Mario Guerra, a welder waiting on the corner, says he wonders if he’ll suffer the same fate as his friend. “I don’t know if I’ll ever go home to El Salvador or if I’ll die here,” he says. “I want to see my mom and my daughter but — that’s life.”
Paulino Ramos dreamed of returning home, too. Last week, his remains were sent back to his family in Mexico.
I know his story isn’t unique. Multiply it by hundreds, by thousands of people going about their lives sincerely, earnestly. This man never had a chance–he was the definition of “disadvantaged.” And yet he was working or trying to work up until the minute he died. And Giuliani skips to the front of the line!

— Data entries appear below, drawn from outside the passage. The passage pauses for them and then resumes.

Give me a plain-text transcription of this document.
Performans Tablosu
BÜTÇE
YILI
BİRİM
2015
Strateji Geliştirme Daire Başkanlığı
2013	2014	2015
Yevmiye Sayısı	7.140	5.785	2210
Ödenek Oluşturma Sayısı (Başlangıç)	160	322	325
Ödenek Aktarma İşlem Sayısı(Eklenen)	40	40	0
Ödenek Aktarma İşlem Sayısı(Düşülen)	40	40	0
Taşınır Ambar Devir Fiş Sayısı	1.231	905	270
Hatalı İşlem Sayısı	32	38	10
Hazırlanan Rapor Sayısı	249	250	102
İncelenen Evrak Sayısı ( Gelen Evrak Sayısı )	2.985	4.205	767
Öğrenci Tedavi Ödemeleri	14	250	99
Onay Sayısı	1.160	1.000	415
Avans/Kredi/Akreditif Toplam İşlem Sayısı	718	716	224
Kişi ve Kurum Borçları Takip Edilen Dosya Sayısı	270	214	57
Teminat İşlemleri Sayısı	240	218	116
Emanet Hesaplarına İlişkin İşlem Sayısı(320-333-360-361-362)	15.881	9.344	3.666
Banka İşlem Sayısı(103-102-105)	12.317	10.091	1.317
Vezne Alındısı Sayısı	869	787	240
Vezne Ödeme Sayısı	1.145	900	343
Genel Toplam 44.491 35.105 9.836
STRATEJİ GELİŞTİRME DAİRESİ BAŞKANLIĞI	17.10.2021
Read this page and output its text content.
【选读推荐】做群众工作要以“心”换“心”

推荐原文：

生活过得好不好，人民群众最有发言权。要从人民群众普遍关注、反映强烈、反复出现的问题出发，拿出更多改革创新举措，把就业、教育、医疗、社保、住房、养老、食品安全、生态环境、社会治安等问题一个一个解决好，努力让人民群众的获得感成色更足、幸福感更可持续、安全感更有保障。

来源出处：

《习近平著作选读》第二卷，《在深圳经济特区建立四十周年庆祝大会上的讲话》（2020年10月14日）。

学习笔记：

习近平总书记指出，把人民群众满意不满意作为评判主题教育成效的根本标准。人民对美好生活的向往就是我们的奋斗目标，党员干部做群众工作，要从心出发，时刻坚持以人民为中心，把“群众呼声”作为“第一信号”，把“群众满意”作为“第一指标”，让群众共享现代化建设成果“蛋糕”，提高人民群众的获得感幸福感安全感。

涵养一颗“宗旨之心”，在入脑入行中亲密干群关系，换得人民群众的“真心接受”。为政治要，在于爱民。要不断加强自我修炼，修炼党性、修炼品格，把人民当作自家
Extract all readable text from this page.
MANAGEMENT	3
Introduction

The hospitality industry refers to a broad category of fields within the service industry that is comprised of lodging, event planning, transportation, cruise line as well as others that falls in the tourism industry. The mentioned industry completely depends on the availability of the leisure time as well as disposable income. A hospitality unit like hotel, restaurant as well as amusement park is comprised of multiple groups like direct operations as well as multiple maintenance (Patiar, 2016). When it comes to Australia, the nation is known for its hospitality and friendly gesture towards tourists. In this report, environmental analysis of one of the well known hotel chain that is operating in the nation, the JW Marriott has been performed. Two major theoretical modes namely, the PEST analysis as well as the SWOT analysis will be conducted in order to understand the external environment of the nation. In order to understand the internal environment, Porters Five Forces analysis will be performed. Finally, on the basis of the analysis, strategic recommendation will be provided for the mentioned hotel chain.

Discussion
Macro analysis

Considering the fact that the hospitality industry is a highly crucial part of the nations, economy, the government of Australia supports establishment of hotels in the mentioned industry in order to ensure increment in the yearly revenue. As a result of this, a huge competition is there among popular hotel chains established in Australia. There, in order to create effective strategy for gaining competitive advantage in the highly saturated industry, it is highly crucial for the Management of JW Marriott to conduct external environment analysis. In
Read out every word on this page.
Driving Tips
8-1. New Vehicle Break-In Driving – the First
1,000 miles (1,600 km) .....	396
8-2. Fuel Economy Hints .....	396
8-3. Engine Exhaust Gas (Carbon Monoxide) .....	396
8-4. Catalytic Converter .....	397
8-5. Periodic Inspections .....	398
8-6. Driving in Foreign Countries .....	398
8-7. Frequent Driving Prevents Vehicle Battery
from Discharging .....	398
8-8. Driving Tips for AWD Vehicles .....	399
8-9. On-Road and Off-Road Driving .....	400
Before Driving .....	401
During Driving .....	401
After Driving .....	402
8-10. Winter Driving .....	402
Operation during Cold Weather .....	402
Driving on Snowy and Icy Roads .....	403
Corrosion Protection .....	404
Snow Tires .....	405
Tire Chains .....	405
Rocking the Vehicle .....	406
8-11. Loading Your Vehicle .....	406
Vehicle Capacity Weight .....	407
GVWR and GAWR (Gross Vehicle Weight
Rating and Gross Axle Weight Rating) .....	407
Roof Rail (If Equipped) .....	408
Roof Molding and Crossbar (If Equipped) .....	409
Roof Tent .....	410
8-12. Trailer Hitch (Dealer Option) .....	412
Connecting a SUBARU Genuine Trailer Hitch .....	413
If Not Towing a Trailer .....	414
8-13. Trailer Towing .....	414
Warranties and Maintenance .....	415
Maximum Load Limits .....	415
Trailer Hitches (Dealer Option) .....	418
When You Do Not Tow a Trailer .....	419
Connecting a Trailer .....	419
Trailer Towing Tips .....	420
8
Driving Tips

This and @Ann_Hedonia’s story about the friend she thought she knew in the MiniRants thread have knocked the stuffing out of me this morning. I just want to sit and stare at the floor.
Haha! I know the feeling. I also sit there refreshing the tracking site when I’m expecting a package. Thanks for sharing that.
https://www.axios.com/states-covid-cases-media-consumption-babc62e3-3a33-44bb-99c0-90b2707396a9.html
States that voted for President Trump tend to have high coronavirus caseloads compared to how much COVID content they read online, while the opposite is true of states that voted for President-elect Biden, according to exclusive data from social media management platform SocialFlow.
Why it matters: The trend highlights a widespread rejection of coronavirus news and information in states that supported Trump, even in areas where the virus has gotten particularly deadly.
…
This is weird, but I guess not unexpected. People in states with the highest caseloads (who presumably need to know the most about COVID) are reading about COVID the least. Chicken-egg?